* Rate decisions in Hungary, Slovakia, Poland and Serbia
* Hungary Aug 25, Slovakia Aug 26, Poland Aug 27, Serbia Aug 28
* Markets expect steady rates in all four countries
* Latest rate polls: Poland [
], Czech [ ], Hungary [ ], Slovakia [ ]By Gergely Szakacs
BUDAPEST, Aug 22 (Reuters) - Interest rates across central Europe are expected to remain on hold next week as policymakers step back to gauge the impact of strong currencies and easing commodity prices on long-term inflation and growth.
Central banks in Hungary, Slovakia, Poland and Serbia meet next week to discuss policy against the backdrop of near-record levels in their respective currencies, which help shield them from higher prices of imported goods, chiefly food and energy.
But with a slowdown in the euro zone economy also showing up in domestic data, the Czech central bank surprised markets this month when it delivered on warnings to cut interest rates due to concerns that currency gains may stifle growth.
Poland's zloty <EURPLN=D2>, Hungary's forint <EURHUF=D2> and the Czech crown <EURCZK=D2> all scaled record highs last month, boosted by high interest rates and a better assessment of their economic grounding than riskier emerging market assets.
In Poland, the region's biggest economy, the central bank is expected to hold fire when it meets next Wednesday, with poorer than expected data and signals from policymakers encouraging some analysts to predict interest rates have peaked.
Last month it left rates on hold at 6 percent after hikes totalling 200 basis points since April 2007.
"We read yesterday's MPC minutes as a clear shift in focus from a hawkish bias to a more neutral one," JPMorgan's Nora Szentivanyi said in a note.
"The impact of zloty strength on economic growth took centre stage in the MPC's deliberations last month, with considerable less space devoted to inflation expectations and wage dynamics," she said.
After downside surprises in industrial output and producer price growth data this week, JPMorgan now expects Polish rates to fall by 75 basis points to 5.25 percent by the end of next year, a quarter point below its previous forecast.
RATE CUTS EYED
In Hungary, all 19 economists polled by Reuters predicted the central bank would leave interest rates unchanged at 8.5 percent next Monday <HUREPO1>, the third month in a row, after hiking rates by a combined 100 basis points earlier this year.
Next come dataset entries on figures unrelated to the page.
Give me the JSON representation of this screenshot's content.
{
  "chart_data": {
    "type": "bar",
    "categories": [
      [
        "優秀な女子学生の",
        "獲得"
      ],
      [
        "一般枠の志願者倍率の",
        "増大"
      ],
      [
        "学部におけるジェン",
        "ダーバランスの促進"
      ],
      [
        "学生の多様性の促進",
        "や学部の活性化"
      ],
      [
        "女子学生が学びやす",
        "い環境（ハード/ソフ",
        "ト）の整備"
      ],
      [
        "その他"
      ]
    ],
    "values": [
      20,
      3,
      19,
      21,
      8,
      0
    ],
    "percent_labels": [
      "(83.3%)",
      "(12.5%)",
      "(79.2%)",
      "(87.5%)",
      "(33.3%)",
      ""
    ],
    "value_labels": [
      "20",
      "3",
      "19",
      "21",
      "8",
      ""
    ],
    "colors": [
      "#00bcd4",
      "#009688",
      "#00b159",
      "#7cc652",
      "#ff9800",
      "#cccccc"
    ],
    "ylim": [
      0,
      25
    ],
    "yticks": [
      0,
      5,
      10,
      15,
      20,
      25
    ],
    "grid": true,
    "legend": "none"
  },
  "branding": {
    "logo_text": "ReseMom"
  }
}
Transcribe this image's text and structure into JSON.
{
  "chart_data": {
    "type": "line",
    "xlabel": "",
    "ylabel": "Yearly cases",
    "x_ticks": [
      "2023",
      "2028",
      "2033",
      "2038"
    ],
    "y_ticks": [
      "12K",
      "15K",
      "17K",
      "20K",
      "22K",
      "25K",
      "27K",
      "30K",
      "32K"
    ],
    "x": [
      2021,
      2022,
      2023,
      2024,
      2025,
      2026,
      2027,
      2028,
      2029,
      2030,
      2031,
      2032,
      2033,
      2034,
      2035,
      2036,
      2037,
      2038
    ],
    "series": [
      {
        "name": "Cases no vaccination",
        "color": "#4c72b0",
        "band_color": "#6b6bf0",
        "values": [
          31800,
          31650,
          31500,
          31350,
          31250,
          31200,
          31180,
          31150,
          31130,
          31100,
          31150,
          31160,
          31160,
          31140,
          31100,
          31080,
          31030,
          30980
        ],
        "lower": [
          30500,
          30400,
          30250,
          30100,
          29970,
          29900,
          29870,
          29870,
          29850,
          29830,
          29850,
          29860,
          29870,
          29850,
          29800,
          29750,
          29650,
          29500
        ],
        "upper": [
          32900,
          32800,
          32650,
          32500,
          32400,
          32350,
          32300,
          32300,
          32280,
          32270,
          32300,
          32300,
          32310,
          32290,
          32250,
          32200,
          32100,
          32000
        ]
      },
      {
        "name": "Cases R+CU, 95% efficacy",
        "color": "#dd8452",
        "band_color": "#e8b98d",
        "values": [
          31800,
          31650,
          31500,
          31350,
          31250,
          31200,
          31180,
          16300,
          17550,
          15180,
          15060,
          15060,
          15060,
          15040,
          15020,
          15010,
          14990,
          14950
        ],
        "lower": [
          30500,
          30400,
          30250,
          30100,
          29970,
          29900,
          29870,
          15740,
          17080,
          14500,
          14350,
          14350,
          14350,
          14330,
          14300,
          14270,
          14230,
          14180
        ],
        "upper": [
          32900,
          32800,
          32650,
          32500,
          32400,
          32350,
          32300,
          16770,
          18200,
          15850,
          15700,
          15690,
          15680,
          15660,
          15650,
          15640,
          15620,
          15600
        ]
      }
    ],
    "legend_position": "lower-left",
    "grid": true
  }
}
While inflation remained high at an annual 6.7 percent in July, wage growth was running largely in line with expectations, and analysts say a rate hike in Hungary is now off the table, with bets shifting towards the timing of the first cut.
"Based on the remaining upside risks to the medium-term inflation outlook ... the MPC will keep monetary conditions tight in the coming months in an effort to control inflation expectations," Citigroup said in a note.
"We do not expect easing before early 2009, before private sector wages and core CPI components demonstrate that inflation expectations have moderated," it said.
In Slovakia, headed for euro entry next year, all nine analysts in a Reuters survey expected interest rates to remain on hold at 4.25 percent despite inflation rising to 4.4 percent last month and possibly ticking even higher in August.
Slovakia has seen rising inflation in the past year driven mainly by the global rise in food and energy costs. But analysts said sharp gains in the crown currency from the first half of the year would likely limit price growth going forward.
In Serbia, the central bank is seen holding borrowing costs steady at 15.75 percent, after it kept rates on hold last month amid hopes that a drop in oil prices and better-than-forecast grain harvest would help bring inflation down.
It last raised its two-week repo rate <RS2WTS=NBYA> by 50 basis points in May. "We believe the recent EMEA rate decisions indicate that a more fundamental change might have taken place inside central banks: namely a shift from inflation to growth as the dominant concern," UBS said in a note.